Most states in our region are also showing cost reductions. New Mexico is not the best by this measure, but it’s doing okay. The outlier is Hawaii, the only state in the region showing an actual cost increase.

The assigned risk pool, also called the residual market, is doing very well. The pool is where the highest risk businesses can get coverage if no insurance company wants to cover them voluntarily. The pool has been reduced to 4 percent of all businesses — another positive sign for the state’s economy.

The number of indemnity claims filed by New Mexico workers has been going down year after year. Ideally this means workplaces are safer and fewer workers are getting injured. The cost per claim– benefits paid to injured workers — is going up, but not by much. The average payment to the worker is a little more than $24,000 over time, primarily to replace lost wages.

However, the cost of medical care for those injuries is going up and the latest estimate is around $42,000.  Again, this is over the life of the whole claim, possibly several years.  This is consistent with trends in other states.

The report noted that the top issue for legislation nationwide is special consideration for first responders, such as police officers and firefighters.  Traumatic incidents, such as mass shootings, call call attention to the effects on workers from police officers to 911 operators. The trend is to improve coverage for their post-traumatic stress.

A few years ago New Mexico passed legislation to give retired professional firefighters special consideration if they develop certain cancers. Firefighters may be exposed to many kinds of toxicity, with effects that may occur years later.

New Mexico also gives special consideration to police officers through a court decision that an off-duty police officer who was killed while trying to save a life was covered.  Normally, people not at work are not covered by workers’ comp.

The opioid issue continues to be an extremely serious concern. NCCI data shows injured workers  prescribed opioids received three times as many prescriptions as the overall population. In 2018 a large majority of states considered prescription drug legislation or regulatory changes to reduce those numbers.

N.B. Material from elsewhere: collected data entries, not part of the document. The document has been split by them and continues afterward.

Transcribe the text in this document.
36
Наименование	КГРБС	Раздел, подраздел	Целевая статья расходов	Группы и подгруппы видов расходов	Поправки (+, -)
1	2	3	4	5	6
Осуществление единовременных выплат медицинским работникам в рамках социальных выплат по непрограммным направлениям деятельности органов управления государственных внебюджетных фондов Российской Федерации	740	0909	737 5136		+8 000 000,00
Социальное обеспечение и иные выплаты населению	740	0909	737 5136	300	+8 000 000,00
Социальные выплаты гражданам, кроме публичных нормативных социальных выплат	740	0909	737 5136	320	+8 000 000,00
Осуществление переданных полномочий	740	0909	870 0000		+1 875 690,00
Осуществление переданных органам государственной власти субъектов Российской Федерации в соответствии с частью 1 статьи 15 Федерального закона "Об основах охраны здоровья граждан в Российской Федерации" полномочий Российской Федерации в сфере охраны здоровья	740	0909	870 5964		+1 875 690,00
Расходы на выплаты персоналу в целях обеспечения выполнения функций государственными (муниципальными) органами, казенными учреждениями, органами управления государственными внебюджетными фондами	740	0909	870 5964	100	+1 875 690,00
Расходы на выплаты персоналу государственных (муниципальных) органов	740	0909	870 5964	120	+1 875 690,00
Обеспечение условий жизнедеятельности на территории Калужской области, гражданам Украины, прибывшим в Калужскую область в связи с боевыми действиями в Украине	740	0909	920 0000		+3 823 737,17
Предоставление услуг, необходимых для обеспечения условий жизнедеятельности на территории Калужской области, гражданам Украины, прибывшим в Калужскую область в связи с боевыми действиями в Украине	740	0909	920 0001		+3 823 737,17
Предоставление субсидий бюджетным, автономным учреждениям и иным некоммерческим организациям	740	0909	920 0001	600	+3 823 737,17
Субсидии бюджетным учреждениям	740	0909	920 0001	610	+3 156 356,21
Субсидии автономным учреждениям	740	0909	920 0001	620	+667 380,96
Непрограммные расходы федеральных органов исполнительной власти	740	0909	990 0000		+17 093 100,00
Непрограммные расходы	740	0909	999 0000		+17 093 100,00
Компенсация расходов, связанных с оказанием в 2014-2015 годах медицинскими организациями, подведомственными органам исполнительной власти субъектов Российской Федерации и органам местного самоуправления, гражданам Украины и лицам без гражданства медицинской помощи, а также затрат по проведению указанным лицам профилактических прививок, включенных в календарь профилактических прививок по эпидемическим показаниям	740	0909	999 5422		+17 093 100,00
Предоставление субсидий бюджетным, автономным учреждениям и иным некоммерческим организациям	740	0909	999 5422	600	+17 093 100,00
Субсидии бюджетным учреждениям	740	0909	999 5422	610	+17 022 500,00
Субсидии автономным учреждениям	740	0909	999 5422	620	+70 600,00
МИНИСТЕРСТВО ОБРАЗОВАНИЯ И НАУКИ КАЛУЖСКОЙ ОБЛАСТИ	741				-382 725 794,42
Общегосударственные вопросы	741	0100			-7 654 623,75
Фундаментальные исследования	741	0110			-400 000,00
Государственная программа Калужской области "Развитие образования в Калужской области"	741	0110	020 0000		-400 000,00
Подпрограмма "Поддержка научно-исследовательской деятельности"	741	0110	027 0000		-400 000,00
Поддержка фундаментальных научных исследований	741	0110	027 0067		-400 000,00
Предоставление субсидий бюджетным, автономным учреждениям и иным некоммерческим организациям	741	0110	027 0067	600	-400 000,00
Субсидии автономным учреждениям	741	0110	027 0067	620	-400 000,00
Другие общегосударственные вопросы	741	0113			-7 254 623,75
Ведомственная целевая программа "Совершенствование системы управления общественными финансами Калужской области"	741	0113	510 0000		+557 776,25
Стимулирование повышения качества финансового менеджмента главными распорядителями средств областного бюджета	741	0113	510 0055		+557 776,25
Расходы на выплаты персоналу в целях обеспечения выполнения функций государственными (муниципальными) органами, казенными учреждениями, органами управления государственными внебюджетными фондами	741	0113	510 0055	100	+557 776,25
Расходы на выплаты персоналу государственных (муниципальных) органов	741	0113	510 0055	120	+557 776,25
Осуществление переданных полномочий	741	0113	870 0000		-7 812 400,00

The sleeper issue this year is the cost of air ambulance service, which has become a national outrage.

Regulation of air ambulances falls between the cracks of federal and state legislation, so those companies can charge whatever they like.   According to reports, they do.  The figures most often quoted are $50,000 to $70,000 for a short trip in an air ambulance — several times what those services are likely to cost the providers.

New Mexico Insurance Superintendent John Franchini said there is an ongoing dispute at the national level about whether states have the power to regulate rates and that Congress, which should enact legislation to clarify the issue, has not acted.

Meanwhile, Franchini said, New Mexico has a law protecting patients from balance billing.  If you receive a bill from an air ambulance company, you can call OSI and the staff may be able to help.